Эдуард Вунг чего-то недоговаривал.
Маньчжурский генерал живо сообразил, что дело идет к перемене, когда к нему пришли от посла королевы. Но как далеко, этого он не мог предугадать. Во всяком случае, его очень вежливо попросили и к послу не повели связанным или на веревке, как Е, на потеху всему городу. Хотя генерал был маньчжуром, но в нем была китайская важность. Он просил сказать Элгину, что приносит извинения, должен был привести себя в порядок, чтобы достойно явиться к такому высокому лицу. Поэтому заставил посла королевы ждать два часа.
Элгин изложил свой план. Он передает всю власть в Кантоне в руки гражданской и военной администрации Срединной Империи. Опасности для населения очевидны, поэтому срочно, как можно скорее надо восстановить администрацию, привычную для жителей, и возобновить торговлю. Англичане и французы совместно приняли такое решение.
Генерал выслушал, задал несколько вопросов Элгину и сказал, что согласен взять на себя управление Кантоном.
Сэр Джеймс вздохнул свободно. Маньчжур прекрасно понимал все трудности, постигшие завоевателей. Экономику провинции, характер населения города Кантона, его нравы и занятия генерал, как оказалось, знал. Он поделился своими соображениями. Обещал постараться. Полицейское дело ему известно. Он, конечно, меньше знает, чем гражданский губернатор, который был бы также полезен…

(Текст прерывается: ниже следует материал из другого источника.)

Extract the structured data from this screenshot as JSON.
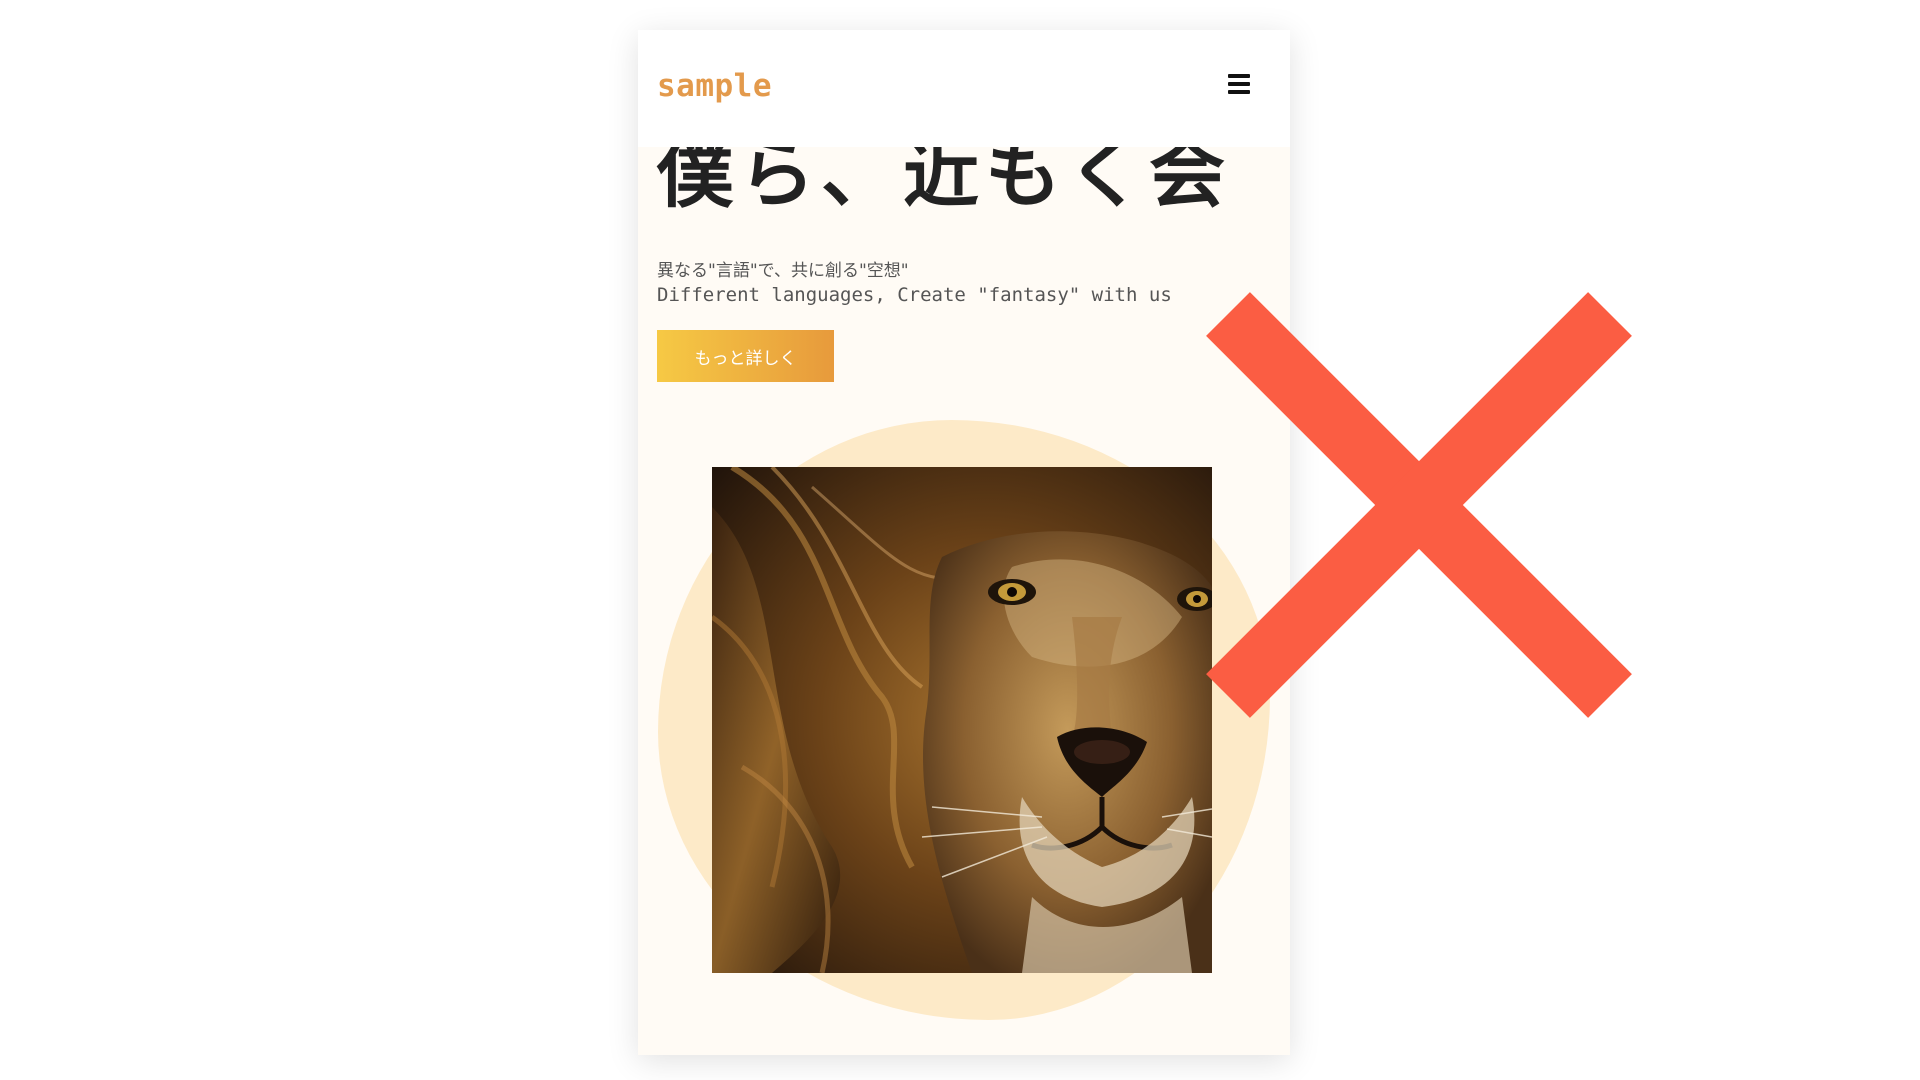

Элгин не первый раз замечал, что с маньчжурами дела вести проще, они держатся естественней, чем китайцы. Генерал полагал, что через неделю вся торговля оживет.
Опять послали за гражданским губернатором. Тот отказался прийти, сказал, что находится под почетной охраной и что его просили не выходить. Он обещал и не может изменить своему слову. К тому же нездоров, у него второй день болит голова, и он сегодня не может выходить на воздух.
Генерал тоже находился под домашним арестом, но он не подвергался никаким наказаниям, к нему не вламывались и не выказывали намерения увезти его куда-нибудь.